Comment ChatGPT comprend-il le langage?

Il divise le texte en tokens, utilise les patterns appris pendant l’entraînement et prédit ce qui devrait suivre selon le contexte.

Pourquoi ChatGPT peut-il sembler aussi cohérent?

Sa cohérence vient de nombreuses prédictions de tokens guidées par le prompt, le contexte précédent et les patterns appris dans les données d’entraînement.

Quelle est la principale limite à retenir?

La fluidité ne prouve pas la véracité. ChatGPT peut générer une réponse convaincante même lorsque l’affirmation sous-jacente doit être vérifiée.

Comment l’attention résout-elle le sens d’un mot ambigu?

Elle pondère les tokens qui l’entourent, de sorte que le mot anglais « bank » peut désigner la rive d’une rivière dans une phrase et une institution financière dans une autre.

Comment le feedback humain modifie-t-il les réponses de ChatGPT?

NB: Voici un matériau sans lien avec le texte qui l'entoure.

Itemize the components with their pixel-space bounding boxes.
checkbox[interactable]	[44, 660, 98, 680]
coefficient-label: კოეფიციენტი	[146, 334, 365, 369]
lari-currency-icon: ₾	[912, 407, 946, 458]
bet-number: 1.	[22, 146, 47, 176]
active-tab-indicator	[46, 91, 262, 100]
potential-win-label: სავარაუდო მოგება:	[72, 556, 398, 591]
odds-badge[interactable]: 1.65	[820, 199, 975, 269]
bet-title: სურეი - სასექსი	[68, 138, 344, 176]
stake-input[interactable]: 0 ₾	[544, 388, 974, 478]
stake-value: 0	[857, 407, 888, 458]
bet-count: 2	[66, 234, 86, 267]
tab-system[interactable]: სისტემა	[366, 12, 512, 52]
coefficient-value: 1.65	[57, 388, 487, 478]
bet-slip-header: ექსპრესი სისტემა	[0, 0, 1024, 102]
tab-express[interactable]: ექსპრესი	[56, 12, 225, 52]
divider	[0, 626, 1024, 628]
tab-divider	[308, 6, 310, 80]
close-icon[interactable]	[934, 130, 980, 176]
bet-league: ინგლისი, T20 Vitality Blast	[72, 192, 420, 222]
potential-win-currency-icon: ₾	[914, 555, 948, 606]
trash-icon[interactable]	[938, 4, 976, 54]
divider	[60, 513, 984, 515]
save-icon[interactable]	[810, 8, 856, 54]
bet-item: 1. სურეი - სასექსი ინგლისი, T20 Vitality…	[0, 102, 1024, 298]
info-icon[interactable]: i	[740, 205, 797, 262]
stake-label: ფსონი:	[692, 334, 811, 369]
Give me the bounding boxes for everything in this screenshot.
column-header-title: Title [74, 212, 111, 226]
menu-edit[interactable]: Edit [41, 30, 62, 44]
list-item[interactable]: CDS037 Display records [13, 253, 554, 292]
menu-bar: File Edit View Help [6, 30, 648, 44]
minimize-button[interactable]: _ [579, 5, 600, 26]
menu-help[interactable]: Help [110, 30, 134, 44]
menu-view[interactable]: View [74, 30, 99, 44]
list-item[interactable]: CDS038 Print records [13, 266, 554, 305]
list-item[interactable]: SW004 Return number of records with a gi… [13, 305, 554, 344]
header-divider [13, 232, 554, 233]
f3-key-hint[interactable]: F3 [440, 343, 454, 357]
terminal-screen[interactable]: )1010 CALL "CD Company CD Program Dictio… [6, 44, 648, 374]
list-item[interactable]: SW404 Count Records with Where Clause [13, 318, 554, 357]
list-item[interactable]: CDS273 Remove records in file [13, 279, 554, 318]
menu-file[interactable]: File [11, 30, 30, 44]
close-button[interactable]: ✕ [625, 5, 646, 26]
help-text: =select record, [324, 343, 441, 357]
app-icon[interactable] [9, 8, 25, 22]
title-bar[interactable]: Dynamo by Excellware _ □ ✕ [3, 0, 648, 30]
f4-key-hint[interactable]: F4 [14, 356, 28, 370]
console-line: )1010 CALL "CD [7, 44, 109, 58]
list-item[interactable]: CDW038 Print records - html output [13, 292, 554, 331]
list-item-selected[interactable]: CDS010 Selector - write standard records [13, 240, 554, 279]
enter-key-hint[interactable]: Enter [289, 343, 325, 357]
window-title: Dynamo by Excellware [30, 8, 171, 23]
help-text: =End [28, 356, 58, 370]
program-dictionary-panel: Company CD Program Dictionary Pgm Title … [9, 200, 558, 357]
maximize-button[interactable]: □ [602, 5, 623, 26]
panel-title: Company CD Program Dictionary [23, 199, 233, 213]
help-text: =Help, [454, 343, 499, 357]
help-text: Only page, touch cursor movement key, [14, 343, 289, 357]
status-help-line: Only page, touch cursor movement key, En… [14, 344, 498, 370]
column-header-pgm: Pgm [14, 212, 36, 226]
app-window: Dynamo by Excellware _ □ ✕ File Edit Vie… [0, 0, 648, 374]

Des signaux de préférence répétés rendent les outputs plus susceptibles de correspondre à ce que les évaluateurs jugent utile et approprié.

Qu’est-ce que la prédiction du prochain token?

Le modèle apprend des patterns en prédisant à répétition quel token devrait suivre dans une séquence, puis utilise ces patterns pour générer du texte.